Le procès en appel des trois frères se tient devant les assises du Pas-de-Calais à Saint-Omer / © MaxPPP
Le procès en appel des trois frères se tient devant les assises du Pas-de-Calais à Saint-Omer / © MaxPPP

Lundi 6 novembre, le procès en appel des frères Ivanov s'ouvre devant la cour d'assises du Pas-de-Calais. En 2016, les assises du Nord avait condamné ces trois frères bulgares à des peines de vingt et sept ans de prison suite à la mort de Dimo Stanchev, appartenant à un autre clan bulgare.

Par I. El Kaladi avec AFP

Guerre pour le contrôle de mendiants, vengeance après la destruction de caravanes : le procès en appel de trois Bulgares pour assassinat qui débute lundi devant les assises du Pas-de-Calais s'intéressera à l'engrenage de misère et de violence entre deux clans roms.


Une sanglante vendetta


Dans la nuit du 2 au 3 février 2012, une dizaine de Bulgares armés de barres de fer s'introduisent dans un camp rom de Roubaix. Ils détruisent la porte et les vitres d'une cabane avant de passer ses occupants à tabac, quatre Bulgares d'un autre clan. L'un d'eux succombera à sa blessure au crâne.

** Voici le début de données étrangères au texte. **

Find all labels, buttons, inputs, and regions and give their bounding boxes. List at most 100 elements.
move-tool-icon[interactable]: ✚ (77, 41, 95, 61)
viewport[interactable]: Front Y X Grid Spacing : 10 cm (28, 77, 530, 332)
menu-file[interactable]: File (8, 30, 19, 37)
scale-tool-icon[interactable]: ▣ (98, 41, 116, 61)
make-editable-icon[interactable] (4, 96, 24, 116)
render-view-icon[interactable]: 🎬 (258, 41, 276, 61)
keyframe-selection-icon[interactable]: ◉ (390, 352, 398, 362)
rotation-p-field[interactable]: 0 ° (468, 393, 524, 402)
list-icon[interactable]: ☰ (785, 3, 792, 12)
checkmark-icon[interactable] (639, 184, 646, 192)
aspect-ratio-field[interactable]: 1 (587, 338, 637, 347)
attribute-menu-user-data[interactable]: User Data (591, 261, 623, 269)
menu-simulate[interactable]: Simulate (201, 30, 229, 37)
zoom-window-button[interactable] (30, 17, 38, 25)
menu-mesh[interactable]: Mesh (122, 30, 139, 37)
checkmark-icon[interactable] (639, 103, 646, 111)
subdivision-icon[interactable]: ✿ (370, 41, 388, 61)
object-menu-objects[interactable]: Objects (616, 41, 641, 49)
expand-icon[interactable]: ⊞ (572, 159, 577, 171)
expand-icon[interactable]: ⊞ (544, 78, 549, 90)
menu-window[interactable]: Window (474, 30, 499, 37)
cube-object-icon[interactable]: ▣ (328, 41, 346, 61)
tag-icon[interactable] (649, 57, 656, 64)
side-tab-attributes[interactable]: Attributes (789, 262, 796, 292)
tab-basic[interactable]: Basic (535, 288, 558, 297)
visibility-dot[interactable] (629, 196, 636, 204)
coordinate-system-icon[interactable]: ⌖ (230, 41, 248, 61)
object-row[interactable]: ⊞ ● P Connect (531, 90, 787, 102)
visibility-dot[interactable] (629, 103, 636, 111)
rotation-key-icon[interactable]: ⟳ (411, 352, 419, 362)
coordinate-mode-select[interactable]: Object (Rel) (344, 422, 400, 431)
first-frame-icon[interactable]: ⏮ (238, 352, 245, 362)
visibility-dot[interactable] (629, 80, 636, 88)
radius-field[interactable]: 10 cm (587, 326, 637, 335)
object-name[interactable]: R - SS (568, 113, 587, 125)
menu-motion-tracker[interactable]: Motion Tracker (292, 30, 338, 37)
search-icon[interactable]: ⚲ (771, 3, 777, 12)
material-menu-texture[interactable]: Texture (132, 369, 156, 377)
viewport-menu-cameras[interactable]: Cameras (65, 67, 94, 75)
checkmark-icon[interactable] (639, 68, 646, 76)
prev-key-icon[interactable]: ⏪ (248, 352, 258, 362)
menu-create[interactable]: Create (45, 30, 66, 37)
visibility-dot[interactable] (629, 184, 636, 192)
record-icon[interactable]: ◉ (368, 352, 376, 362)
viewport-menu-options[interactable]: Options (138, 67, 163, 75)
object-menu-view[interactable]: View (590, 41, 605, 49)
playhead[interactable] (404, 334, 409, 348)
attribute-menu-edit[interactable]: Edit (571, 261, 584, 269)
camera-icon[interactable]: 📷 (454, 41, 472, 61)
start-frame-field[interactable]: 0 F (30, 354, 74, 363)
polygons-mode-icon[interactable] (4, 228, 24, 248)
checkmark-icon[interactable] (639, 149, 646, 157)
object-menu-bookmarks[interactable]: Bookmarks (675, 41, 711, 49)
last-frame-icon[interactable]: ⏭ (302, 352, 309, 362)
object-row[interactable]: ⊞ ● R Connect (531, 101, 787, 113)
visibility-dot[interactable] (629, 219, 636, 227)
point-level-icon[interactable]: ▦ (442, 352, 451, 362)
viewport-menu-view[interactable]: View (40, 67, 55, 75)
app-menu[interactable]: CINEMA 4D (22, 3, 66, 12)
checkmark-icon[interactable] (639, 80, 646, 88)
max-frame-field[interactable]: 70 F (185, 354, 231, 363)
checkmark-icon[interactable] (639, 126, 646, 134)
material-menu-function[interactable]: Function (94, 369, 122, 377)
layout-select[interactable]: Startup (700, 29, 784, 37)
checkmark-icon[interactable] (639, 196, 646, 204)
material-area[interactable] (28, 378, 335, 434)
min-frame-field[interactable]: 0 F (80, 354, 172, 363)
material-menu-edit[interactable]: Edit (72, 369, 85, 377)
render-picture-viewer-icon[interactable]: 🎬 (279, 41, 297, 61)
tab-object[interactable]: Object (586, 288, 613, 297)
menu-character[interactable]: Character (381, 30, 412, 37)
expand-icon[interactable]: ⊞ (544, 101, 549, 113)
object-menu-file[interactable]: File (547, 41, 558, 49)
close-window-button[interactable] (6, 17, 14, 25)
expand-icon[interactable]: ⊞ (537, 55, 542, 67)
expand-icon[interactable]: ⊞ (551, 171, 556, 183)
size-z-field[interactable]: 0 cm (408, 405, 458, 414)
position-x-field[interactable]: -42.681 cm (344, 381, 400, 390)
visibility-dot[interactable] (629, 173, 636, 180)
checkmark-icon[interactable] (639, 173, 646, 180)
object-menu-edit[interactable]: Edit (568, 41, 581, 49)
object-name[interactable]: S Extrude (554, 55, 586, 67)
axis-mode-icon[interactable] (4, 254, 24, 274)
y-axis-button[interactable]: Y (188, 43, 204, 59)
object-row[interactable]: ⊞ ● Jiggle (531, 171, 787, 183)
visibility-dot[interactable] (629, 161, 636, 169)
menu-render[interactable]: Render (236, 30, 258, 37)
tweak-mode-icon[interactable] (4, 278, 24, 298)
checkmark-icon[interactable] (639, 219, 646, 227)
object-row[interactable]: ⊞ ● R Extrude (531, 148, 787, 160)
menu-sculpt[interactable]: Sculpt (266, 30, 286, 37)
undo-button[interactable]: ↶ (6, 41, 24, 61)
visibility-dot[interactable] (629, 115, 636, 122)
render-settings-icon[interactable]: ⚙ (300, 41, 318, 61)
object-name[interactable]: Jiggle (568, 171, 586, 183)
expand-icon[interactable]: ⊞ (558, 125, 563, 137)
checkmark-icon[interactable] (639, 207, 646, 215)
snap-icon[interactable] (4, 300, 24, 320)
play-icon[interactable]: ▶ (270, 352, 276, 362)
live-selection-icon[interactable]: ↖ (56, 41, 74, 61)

Parmi les agresseurs, l'enquête identifie les frères Ivanov, Angel et Svetoslav, 27 et 26 ans aujourd'hui, qui vivent en France depuis 2007 et 2009 respectivement, ainsi que le beau-frère du premier, Tenyo Slavov Atanasov, 40 ans, qui vit en Bulgarie. Deux d'entre eux ont été condamnés à vingt ans de prison en première instance, tandis que le troisième a écopé de sept ans.

L'instruction a mis au jour une première rixe le 27 janvier 2012, opposant déjà ces deux clans bulgares. Elle avait abouti à la fuite des Ivanov en Bulgarie. Mais lorsque ceux-ci ont appris que leurs caravanes avaient été détruites, vraisemblablement en représailles par leurs ennemis, ils auraient organisé une vendetta, retraversant l'Europe avec plusieurs compatriotes recrutés et armés.

Pourquoi cette escalade de violence à l'issue fatale ? Les auditions ont livré plusieurs hypothèses: litige concernant 200 kg de ferraille, agression de la soeur des Ivanov... Une autre revient avec insistance, la lutte pour le contrôle de deux mendiants handicapés, qu'ils faisaient travailler.

"C'est la rue"


"Le procès en première instance s'était trop peu intéressé à ce contexte de misère, et aux règles propres aux gens du voyage", déplore auprès de l'AFP Me Julien Bensoussan, avocat d'Angel Ivanov. A tout le moins, une expertise psychologique a pointé que son client présentait une rigidité de caractère liée à ce système de valeurs claniques. "Ils n'ont pas le même rapport à la violence, la vie sur un camp est misérable, violente, pas parce qu'ils sont par nature violents mais parce que c'est la rue", souligne l'avocat.

Le parcours du père des Ivanov, Krasimir, mis hors de cause après avoir été mis en examen, est fait de pauvreté, avec des emplois d'ouvrier agricole puis dans le bâtiment, secteur où ont aussi exercé ses fils, au noir. En 2011, ceux-ci sont condamnés à six mois de prison avec sursis pour vol en réunion. "Qu'on ne parle pas d'exploitation [des mendiants]: ils vivent tous ensemble, ce sont leurs proches, et ces Roms vivent eux-mêmes de la mendicité, de la ferraille", explique ainsi Me Bensoussan.

Sollicitée, l'avocate de la partie civile n'a pas donné suite. Le procès doit durer jusqu'à vendredi.